We, Jewish Socialists

As socialists, we strive to overthrow the existing order, which is based on economic and political slavery, and to create on its ruins that collectivized state which alone can guarantee the full and free development of the individual person—the ideal of all our aspirations and all our beliefs.

As Jews, we are concerned for the revival of the scattered and oppressed Jewish nation. We worry lest, in the process of the imperative and necessary universal struggle for economic and political freedom, the interests of our national collectivity are erased or forgotten —our national liberation, which constitutes a need that cannot be compromised, is the object of our passionate aspirations and eternal pursuit, is no less a necessity for us than economic or political freedom . . .

The first of our tasks [as socialists] is clear [ . . . ]. Not so with our second task, with our ideal of national revival and liberation. The very declaration of this idea, that every inscription of the idea of national liberation on the banner of the struggle for the socialist ideal will seem to many [ . . . ] a contradiction. [ . . . ]

Yes, we declare openly and unabashedly that we are nationalists [ . . . ]. We see in the persistence of distinct nations living their distinct social and cultural lives the highest form of the complicated differentiation obtaining in our social and spiritual environment. For us, nationalism is a source of historical progress, of a unique richness in life, and of the harmonious development of the human self. . . .

Translated by
Marian
Schwartz
and
Kenneth B.
Moss
.

Credits

Anonymous, “Nashi zadachi” [Our Tasks/We, Jewish Socialists], Vozrozhdenie, no. 1–2 (1904): p. 3.

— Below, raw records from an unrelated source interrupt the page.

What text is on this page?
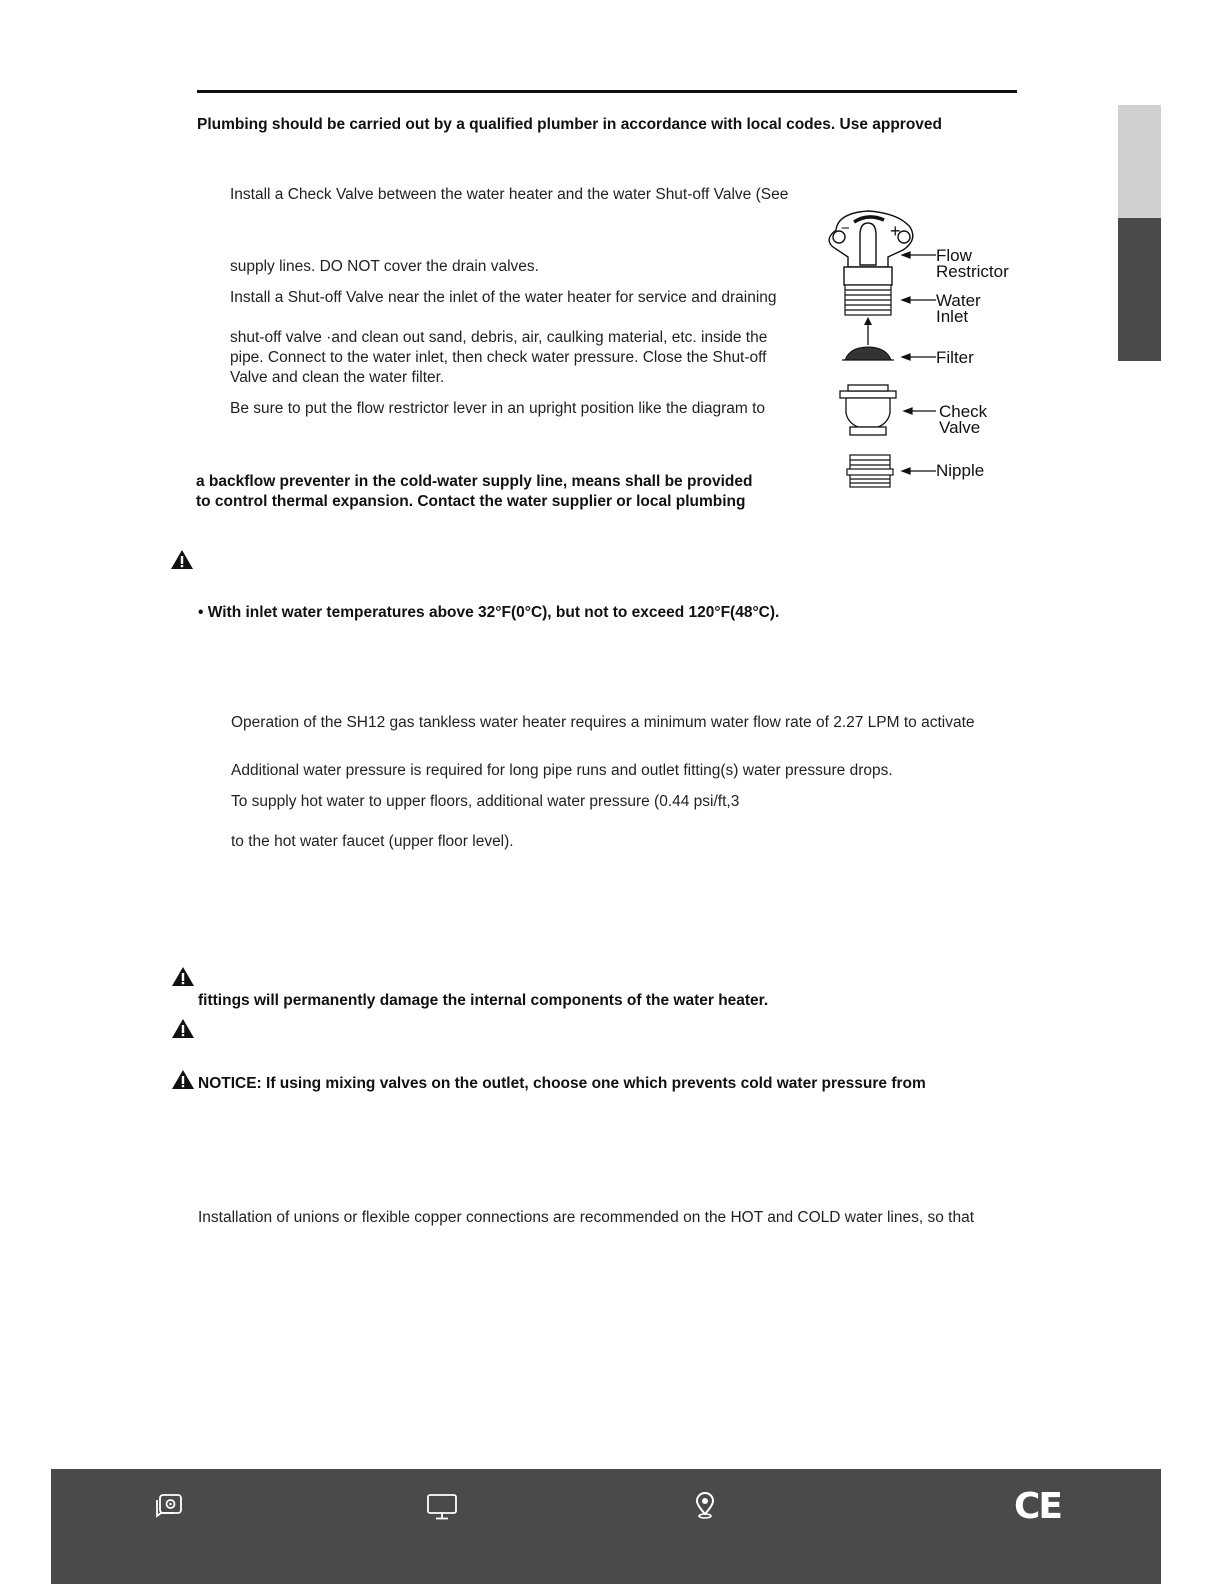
Plumbing should be carried out by a qualified plumber in accordance with local codes. Use approved
Install a Check Valve between the water heater and the water Shut-off Valve (See
supply lines. DO NOT cover the drain valves.
Install a Shut-off Valve near the inlet of the water heater for service and draining
shut-off valve ·and clean out sand, debris, air, caulking material, etc. inside the
pipe. Connect to the water inlet, then check water pressure. Close the Shut-off
Valve and clean the water filter.
Be sure to put the flow restrictor lever in an upright position like the diagram to
a backflow preventer in the cold-water supply line, means shall be provided
to control thermal expansion. Contact the water supplier or local plumbing
• With inlet water temperatures above 32°F(0°C), but not to exceed 120°F(48°C).
Operation of the SH12 gas tankless water heater requires a minimum water flow rate of 2.27 LPM to activate
Additional water pressure is required for long pipe runs and outlet fitting(s) water pressure drops.
To supply hot water to upper floors, additional water pressure (0.44 psi/ft,3
to the hot water faucet (upper floor level).
fittings will permanently damage the internal components of the water heater.
NOTICE: If using mixing valves on the outlet, choose one which prevents cold water pressure from
Installation of unions or flexible copper connections are recommended on the HOT and COLD water lines, so that
− +
Flow
Restrictor
Water
Inlet
Filter
Check
Valve
Nipple
CE
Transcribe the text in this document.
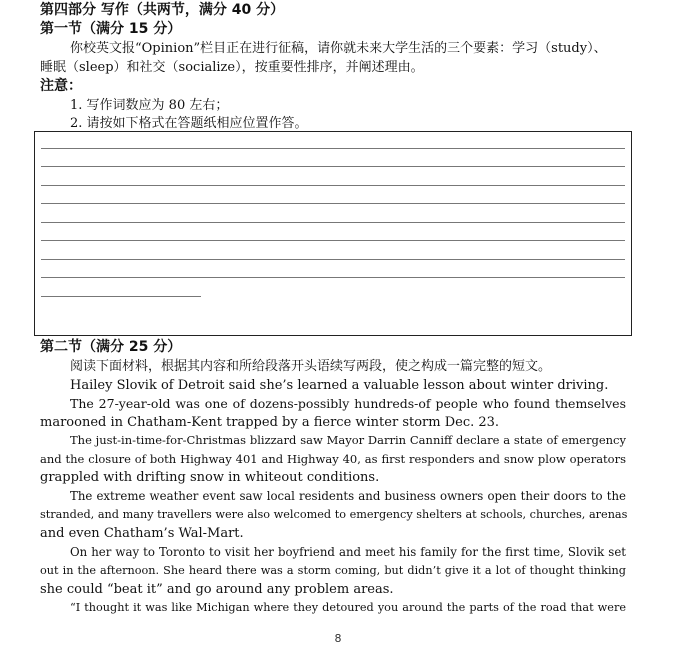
第四部分 写作（共两节，满分 40 分）
第一节（满分 15 分）
你校英文报“Opinion”栏目正在进行征稿，请你就未来大学生活的三个要素：学习（study）、
睡眠（sleep）和社交（socialize），按重要性排序，并阐述理由。
注意：
1. 写作词数应为 80 左右；
2. 请按如下格式在答题纸相应位置作答。
第二节（满分 25 分）
阅读下面材料，根据其内容和所给段落开头语续写两段，使之构成一篇完整的短文。
Hailey Slovik of Detroit said she’s learned a valuable lesson about winter driving.
The 27-year-old was one of dozens-possibly hundreds-of people who found themselves
marooned in Chatham-Kent trapped by a fierce winter storm Dec. 23.
The just-in-time-for-Christmas blizzard saw Mayor Darrin Canniff declare a state of emergency
and the closure of both Highway 401 and Highway 40, as first responders and snow plow operators
grappled with drifting snow in whiteout conditions.
The extreme weather event saw local residents and business owners open their doors to the
stranded, and many travellers were also welcomed to emergency shelters at schools, churches, arenas
and even Chatham’s Wal-Mart.
On her way to Toronto to visit her boyfriend and meet his family for the first time, Slovik set
out in the afternoon. She heard there was a storm coming, but didn’t give it a lot of thought thinking
she could “beat it” and go around any problem areas.
“I thought it was like Michigan where they detoured you around the parts of the road that were
8
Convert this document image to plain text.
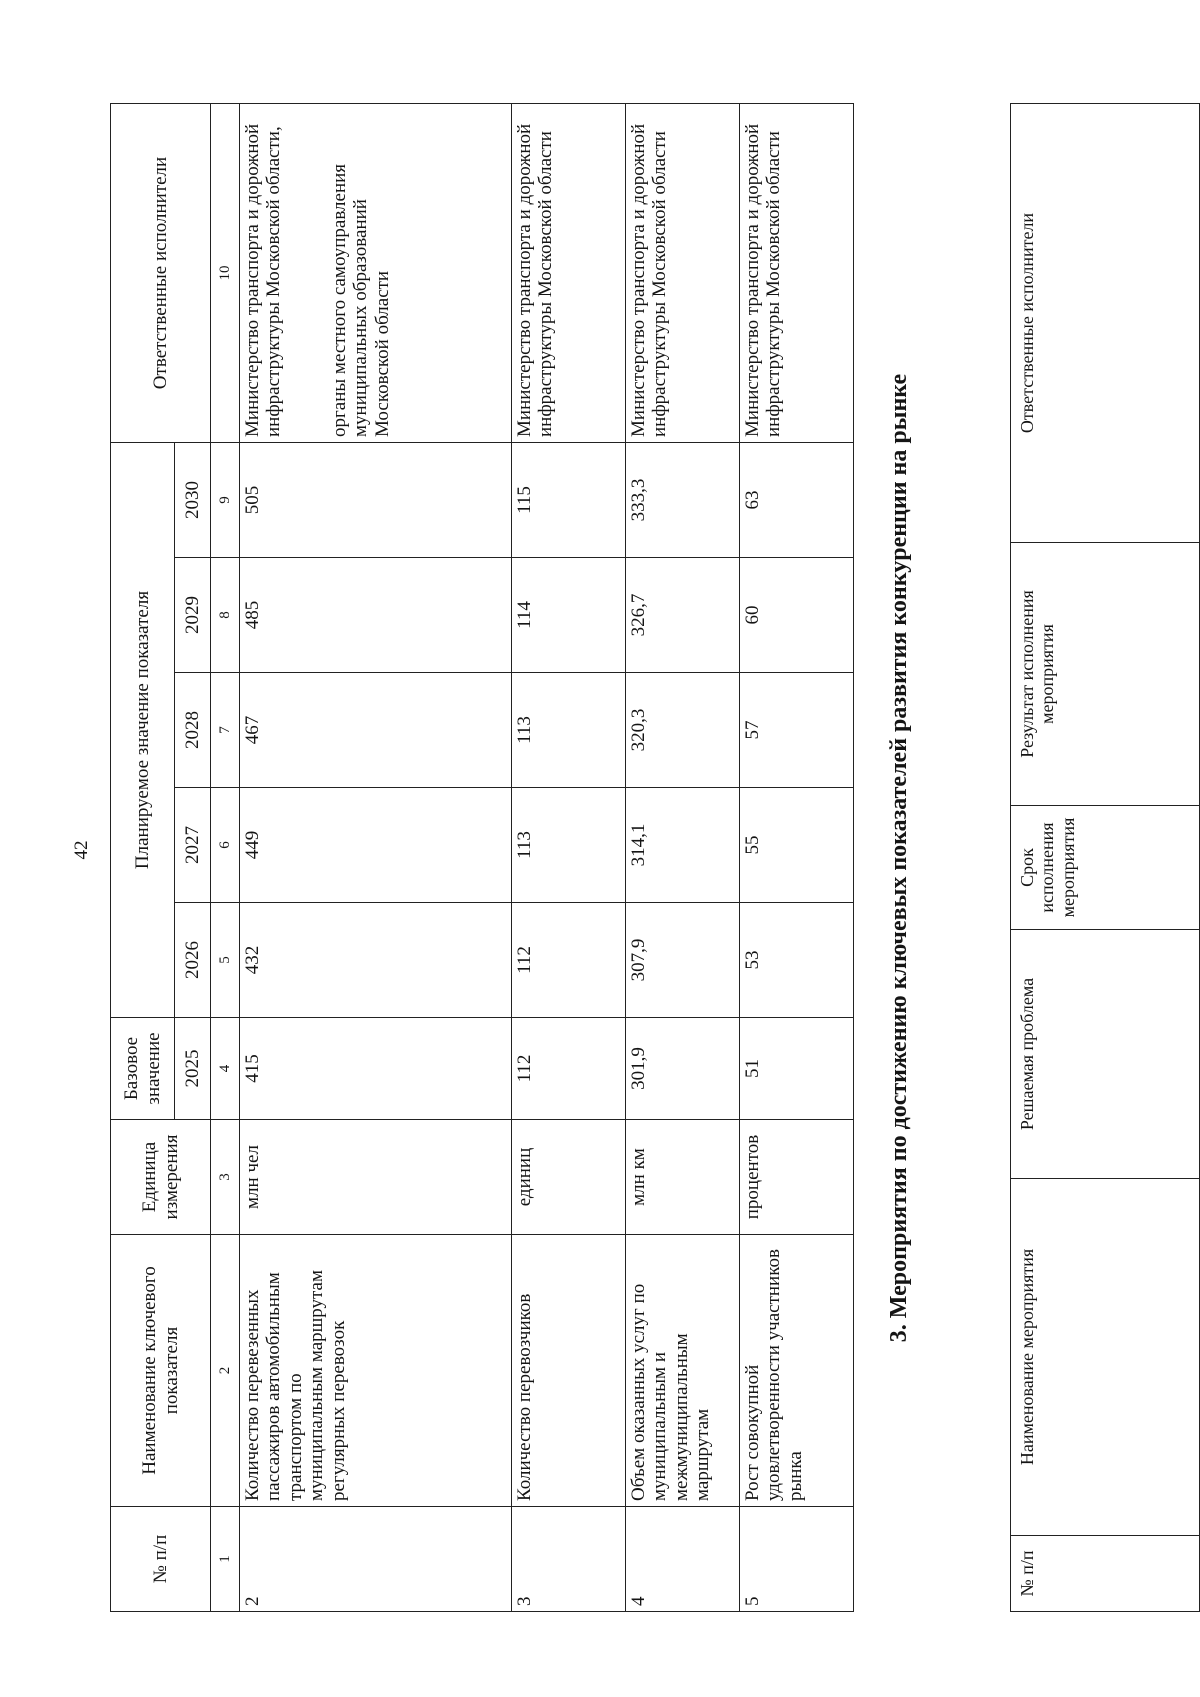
42
№ п/п	Наименование ключевого показателя	Единица измерения	Базовое значение	Планируемое значение показателя					Ответственные исполнители
			2025	2026	2027	2028	2029	2030	
1	2	3	4	5	6	7	8	9	10
2	Количество перевезенных пассажиров автомобильным транспортом по муниципальным маршрутам регулярных перевозок	млн чел	415	432	449	467	485	505	Министерство транспорта и дорожной инфраструктуры Московской области, органы местного самоуправления муниципальных образований Московской области
3	Количество перевозчиков	единиц	112	112	113	113	114	115	Министерство транспорта и дорожной инфраструктуры Московской области
4	Объем оказанных услуг по муниципальным и межмуниципальным маршрутам	млн км	301,9	307,9	314,1	320,3	326,7	333,3	Министерство транспорта и дорожной инфраструктуры Московской области
5	Рост совокупной удовлетворенности участников рынка	процентов	51	53	55	57	60	63	Министерство транспорта и дорожной инфраструктуры Московской области
3. Мероприятия по достижению ключевых показателей развития конкуренции на рынке
№ п/п	Наименование мероприятия	Решаемая проблема	Срок исполнения мероприятия	Результат исполнения мероприятия	Ответственные исполнители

Published in: The Posen Library of Jewish Culture and Civilization, vol. 7.

Engage with this Source

Vozrozhdenie (Renaissance), for which this manifesto was penned, was a Russian-language periodical associated with a Jewish socialist circle of the same name in Kiev (Kyiv), with offshoots elsewhere. The Vozrozhdenie circle consisted of young Jewish intellectuals drawn to both socialist and Jewish nationalist analyses of the situation of East European Jewry and influenced by the veteran Jewish socialist, cultural nationalist, and Yiddishist Chaim Zhitlowsky. During the 1905 Revolution, Vozrozhdenie recast itself as the Jewish Socialist Labor Party. It promoted Jewish participation in socialist revolution, the active cultivation of Jewish diasporic nationhood, and a vision of self-determination through a democratically elected Jewish people’s body (a seym or sejm), which was to have far-reaching, state-recognized authority to shape an autonomous Jewish civic and cultural life. Members of the party, often called Seymistn, went on to play a central role as intellectual leaders and organizers in the whole subsequent history of Jewish efforts to find a synthesis of socialism and Yiddish diaspora nationalism.